Ngati Porou Hauora: The wider economic benefits of providing health services

The economic contribution of Ngati Porou Hauora to the East Coast/Gisborne region is estimated to be worth almost $14 million and the equivalent of 152 full-time jobs says a new report launched 25 November 2015 at Te Tini o Porou in Gisborne.

Ngati Porou Hauora major contributer to regional economy says new report

This comes on top of the release of the latest quarterly results from the Ministry of Health measuring the performance of the 36 Primary Health Organisations around the country.  Ngati Porou Hauora is the only provider that is in the top 5 group of providers for all priority areas set and measured by the government.

Research for the report was conducted by BERL, an independent business and economic research consultancy. Earlier this year Ngati Porou Hauora commissioned the company to explore the wider economic impact and benefits the Iwi health service has upon the local economy and community. The findings of this research were presented at the launch by one of the report’s principle authors, BERL Chief Economist, Dr Ganesh Nana.

Dr Nana says the presence of Ngati Porou Hauora in the Gisborne district generated significant economic activity and expenditure in the local economy.

“This occured through Ngati Porou Hauora expenditure incurred in operating as a health service provider, and through their staff spending and saving their income,” he said.

The Report found that in 2014, Ngati Porou Hauora directly generated $8.2 million in GDP (Gross Domestic Product) for the Gisborne district and created full time employment for 101 people. An additional $5.5 million in GDP and 51 full time jobs were also created by Ngati Porou Hauora through activities which created a ‘multiplier impact’ on the local economy. In total Ngati Porou Hauora generated $13.7 million in GDP for the region, and employment for 152 Full-Time Equivalents (FTES). The report also found that Ngati Porou Hauora employed approximately 8% of the health sector workforce in the region and generated approximately eight 8% of the GDP from this sector.

In his presentation Dr Nana noted the scope of their analysis did not include the contribution Ngati Porou Hauora made in terms of the health and well-being of whanau, and the flow on economic benefits from providing access to free health services to remote, rural areas such as the East Coast.

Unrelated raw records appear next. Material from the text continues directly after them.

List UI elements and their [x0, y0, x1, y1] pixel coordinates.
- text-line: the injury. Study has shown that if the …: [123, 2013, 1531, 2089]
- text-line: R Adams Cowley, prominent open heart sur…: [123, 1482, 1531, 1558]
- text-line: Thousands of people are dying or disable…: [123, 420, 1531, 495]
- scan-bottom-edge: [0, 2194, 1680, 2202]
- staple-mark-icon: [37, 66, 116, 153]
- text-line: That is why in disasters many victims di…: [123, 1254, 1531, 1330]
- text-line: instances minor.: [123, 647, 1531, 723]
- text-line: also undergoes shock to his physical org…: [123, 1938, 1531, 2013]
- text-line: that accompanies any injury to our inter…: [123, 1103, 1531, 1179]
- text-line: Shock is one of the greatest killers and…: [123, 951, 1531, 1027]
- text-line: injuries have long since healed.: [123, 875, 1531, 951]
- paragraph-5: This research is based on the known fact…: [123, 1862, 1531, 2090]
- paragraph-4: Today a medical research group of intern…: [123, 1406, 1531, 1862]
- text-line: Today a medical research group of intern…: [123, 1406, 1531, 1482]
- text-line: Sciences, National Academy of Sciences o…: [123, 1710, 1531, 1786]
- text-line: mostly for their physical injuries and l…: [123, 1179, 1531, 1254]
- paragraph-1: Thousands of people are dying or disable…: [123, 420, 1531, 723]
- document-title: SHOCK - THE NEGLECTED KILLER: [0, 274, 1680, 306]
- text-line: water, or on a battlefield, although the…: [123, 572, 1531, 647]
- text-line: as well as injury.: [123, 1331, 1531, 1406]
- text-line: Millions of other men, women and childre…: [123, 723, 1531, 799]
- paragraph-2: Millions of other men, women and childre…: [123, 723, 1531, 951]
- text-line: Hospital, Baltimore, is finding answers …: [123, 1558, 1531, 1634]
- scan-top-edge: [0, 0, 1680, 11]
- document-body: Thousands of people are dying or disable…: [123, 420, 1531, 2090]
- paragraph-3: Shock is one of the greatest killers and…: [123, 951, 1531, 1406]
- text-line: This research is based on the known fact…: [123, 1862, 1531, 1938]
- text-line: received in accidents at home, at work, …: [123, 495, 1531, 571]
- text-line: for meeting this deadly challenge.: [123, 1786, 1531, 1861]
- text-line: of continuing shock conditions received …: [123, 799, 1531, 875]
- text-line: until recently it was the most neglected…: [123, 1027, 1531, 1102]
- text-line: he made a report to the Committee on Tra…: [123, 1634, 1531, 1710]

“Although the findings of our report show that Ngati Porou Hauora created a financial benefit of $14 million to the region, if we were to expand on our analysis we would find that these numbers are quite conservative. For example if we were to factor in community oriented outcomes like improved health status and reduced hospitalisation, we could show the direct economic benefits for whanau, employers and tax payers. There are also travel and time savings created by having Ngati Porou Hauora operate on the Coast. If they weren’t, whanau would have to travel to Gisborne to access health services, which for some would be a three hour journey.”

Dr Nana said during the presentation that the benefits outlined in the report should be seen “not just in terms of dollars and cents”.

He said, “Ngati Porou Hauora provides many health benefits for the whanau living in those communities. Without access to those services, this would have an impact on the whole region. A healthy economy needs healthy workers and a healthy community to engage and contribute.”

Teepa Wawatai, Chairperson of Ngati Porou Hauora says, “The findings of the report backs up international research which shows the pivotal role indigenous health services play in indigenous economic development. Particularly in rural and provincial areas, where economic growth is limited. There is also international recognition that health as an industry is a major employer and provides pathways into tertiary study that, in turn, has some of the highest levels of return on investment for those students."

"Local industries also benefit, both in terms of having a consumer of supplies and business services, and in having locally accessible health services for their employees – of particular relevance to forestry and agricultural businesses, with workers at higher risk of injury on the job. Furthermore, there is an important symbolic value to larger institutions and employers, such as NPH, maintaining a positive presence in rural areas that encourages people to return to live there.”

“Ngati Porou Hauora welcomes the findings of the BERL report and we would like to thank Te Puni Kokiri & JR McKenzie Trust for funding its research. Ngati Porou Hauora has turned a corner from where we were three years ago, and recently we celebrated the distinction of being the only Primary Health Organisation (PHO) in the country to feature in the top 5 of three key categories in a recent national performance survey. The survey indicates how PHOs are performing to meet health targets set by the Ministry of Health. We featured in the top 5 in the categories of : Increased Immunisation, Better help for Smokers to Quit and More Heart and Diabetes checks. Diabetes, Heart Disease and Smoking related illnesses are the main things that cut short the lives of our people and also mean that they suffer more en-route to an early death.”